Nick Marshall (Mel Gibson) is chauvinistic ad executive who gains the ability to read female minds after electrocuting himself with a hairdryer in the bathtub.
He subsequently designs a series of ad campaigns using the knowledge he unscrupulously gleans from one of his female co-workers.
The film takes viewers on a journey which casually explores the ethics behind using information someone should not really have access to.
The Greatest Movie Ever Sold
Many respected university lecturers recommend this movie as the essential guide to understanding how integrated advertising works.
The film takes a comprehensive look at how companies promote their goods through product placement in movies and television.

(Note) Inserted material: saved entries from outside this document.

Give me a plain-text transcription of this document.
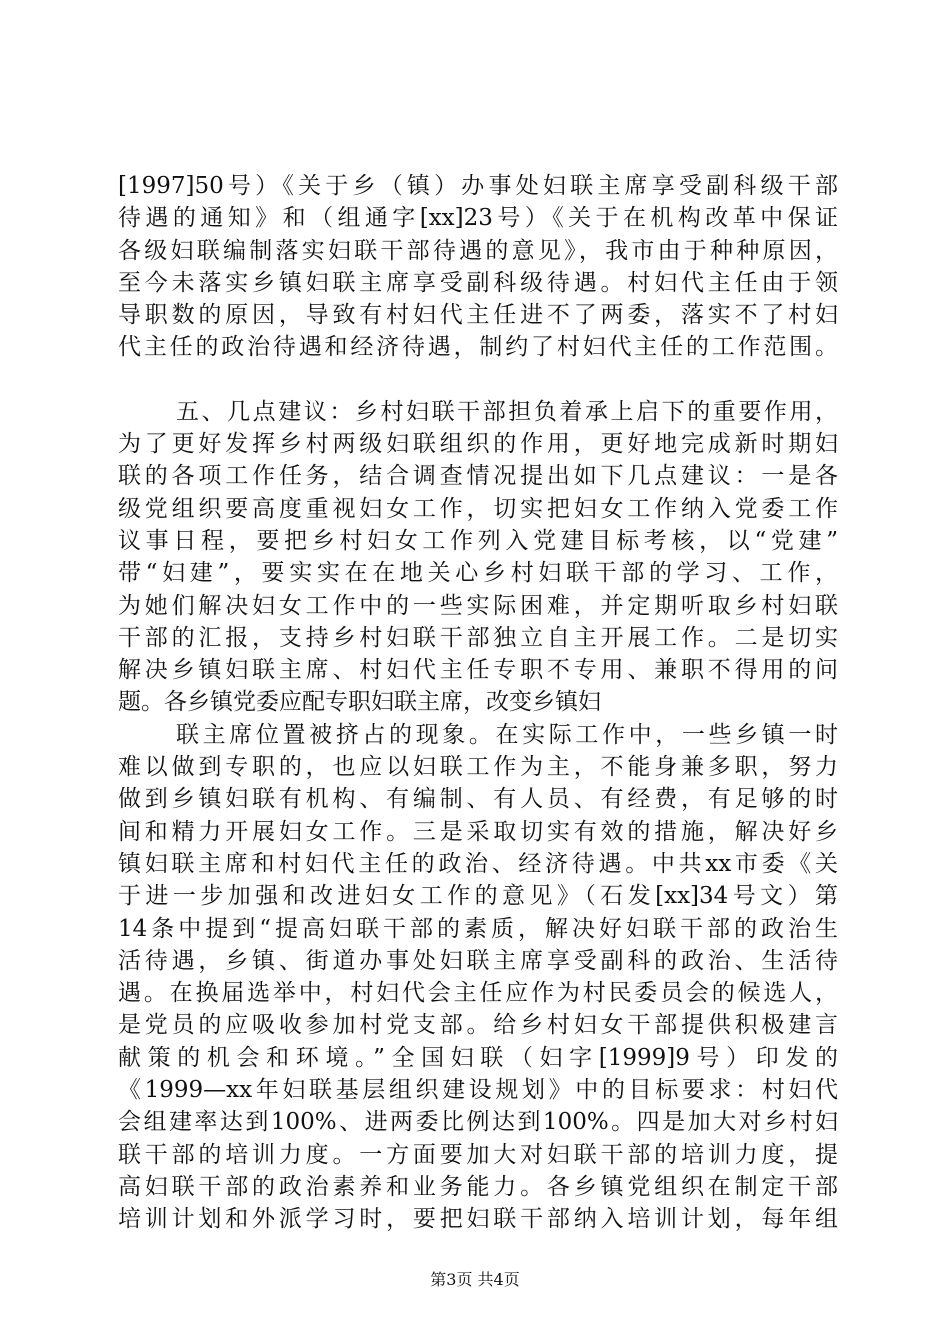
[1997]50号）《关于乡（镇）办事处妇联主席享受副科级干部
待遇的通知》和（组通字[xx]23号）《关于在机构改革中保证
各级妇联编制落实妇联干部待遇的意见》，我市由于种种原因，
至今未落实乡镇妇联主席享受副科级待遇。村妇代主任由于领
导职数的原因，导致有村妇代主任进不了两委，落实不了村妇
代主任的政治待遇和经济待遇，制约了村妇代主任的工作范围。
五、几点建议：乡村妇联干部担负着承上启下的重要作用，
为了更好发挥乡村两级妇联组织的作用，更好地完成新时期妇
联的各项工作任务，结合调查情况提出如下几点建议：一是各
级党组织要高度重视妇女工作，切实把妇女工作纳入党委工作
议事日程，要把乡村妇女工作列入党建目标考核，以“党建”
带“妇建”，要实实在在地关心乡村妇联干部的学习、工作，
为她们解决妇女工作中的一些实际困难，并定期听取乡村妇联
干部的汇报，支持乡村妇联干部独立自主开展工作。二是切实
解决乡镇妇联主席、村妇代主任专职不专用、兼职不得用的问
题。各乡镇党委应配专职妇联主席，改变乡镇妇
联主席位置被挤占的现象。在实际工作中，一些乡镇一时
难以做到专职的，也应以妇联工作为主，不能身兼多职，努力
做到乡镇妇联有机构、有编制、有人员、有经费，有足够的时
间和精力开展妇女工作。三是采取切实有效的措施，解决好乡
镇妇联主席和村妇代主任的政治、经济待遇。中共xx市委《关
于进一步加强和改进妇女工作的意见》（石发[xx]34号文）第
14条中提到“提高妇联干部的素质，解决好妇联干部的政治生
活待遇，乡镇、街道办事处妇联主席享受副科的政治、生活待
遇。在换届选举中，村妇代会主任应作为村民委员会的候选人，
是党员的应吸收参加村党支部。给乡村妇女干部提供积极建言
献策的机会和环境。”全国妇联（妇字[1999]9号）印发的
《1999—xx年妇联基层组织建设规划》中的目标要求：村妇代
会组建率达到100%、进两委比例达到100%。四是加大对乡村妇
联干部的培训力度。一方面要加大对妇联干部的培训力度，提
高妇联干部的政治素养和业务能力。各乡镇党组织在制定干部
培训计划和外派学习时，要把妇联干部纳入培训计划，每年组
第3页 共4页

Interestingly, the movie was funded by corporate sponsorship, with POM Wonderful, Old Navy and Trident Gum amongst the brands who splashed the cash.
Dozens of notable personalities also appear in the film including Jimmy Kimmel, Quentin Tarantino and former US president Donald Trump.
Lemonade
This uplifting film charts the progress of advertising professionals whose lives were transformed after they lost their jobs.
Director Marc Colucci expertly looks at what happens to people who were once paid to be creative in their employment are forced to do the same with their own lives.
It exposes the brutality of how people are told they are no longer needed and how this impacted them personally and their families.
The film teaches you never to give up on your dreams and to use the setback of losing your job as a platform to pursue your true vocation in life.
Jobs
This biographical drama film details the life of Steve Jobs – the man who was the driving force behind the technology behemoth Apple.
While Ashton Kutcher’s casting as Jobs is undoubtedly questionable, the movie does provide plenty of valuable lessons for anyone in the advertising and marketing industries.
The film starts with Jobs introducing the iPod in 2001, before jumping back to the mid-1970s where his journey up the entrepreneurial ladder began.
Although there are some notable inaccuracies in the script, the movie makes a decent fist of analysing how Jobs’ complex personality helped him become successful.
Thank You For Smoking (2005)
Nick Naylor (Aaron Eckhart) is a lobbyist for big tobacco companies who finds it difficult to balance the requirements of his job against his responsibilities as a father.
Naylor’s questionable morals are drawn into focus when a liberal senator (William H Macy) mounts an anti-smoking campaign that he must resist.
The film teaches you that while persistence can overcome resistance when marketing products, it is important not to ignore ethical concerns.
With an all-star cast that includes Rob Lowe, Katie Holmes and Robert Duvall, this satirical comedy is widely rated as one of the best advertising movies ever made.
How to Get Ahead in Advertising
While this 1989 black comedy fantasy is unrivalled as one of the strangest movies made during the decade, it is a must-watch for anyone with an interest in advertising and marketing.
Richard E Grant delivers and inspired performance as Denis Dimbleby Bagley, an emotionally disturbed ad executive who has ethical concerns about his job role.
While working on a slogan for a new pimple cream, Grant develops a split-personality that sprouts from his neck like a comedic tumour.
Top Hollywood actor Jim Carrey famously described Grant as a ‘genius’ for his work in the film – high praise from someone with a penchant for producing strong performances in wacky roles.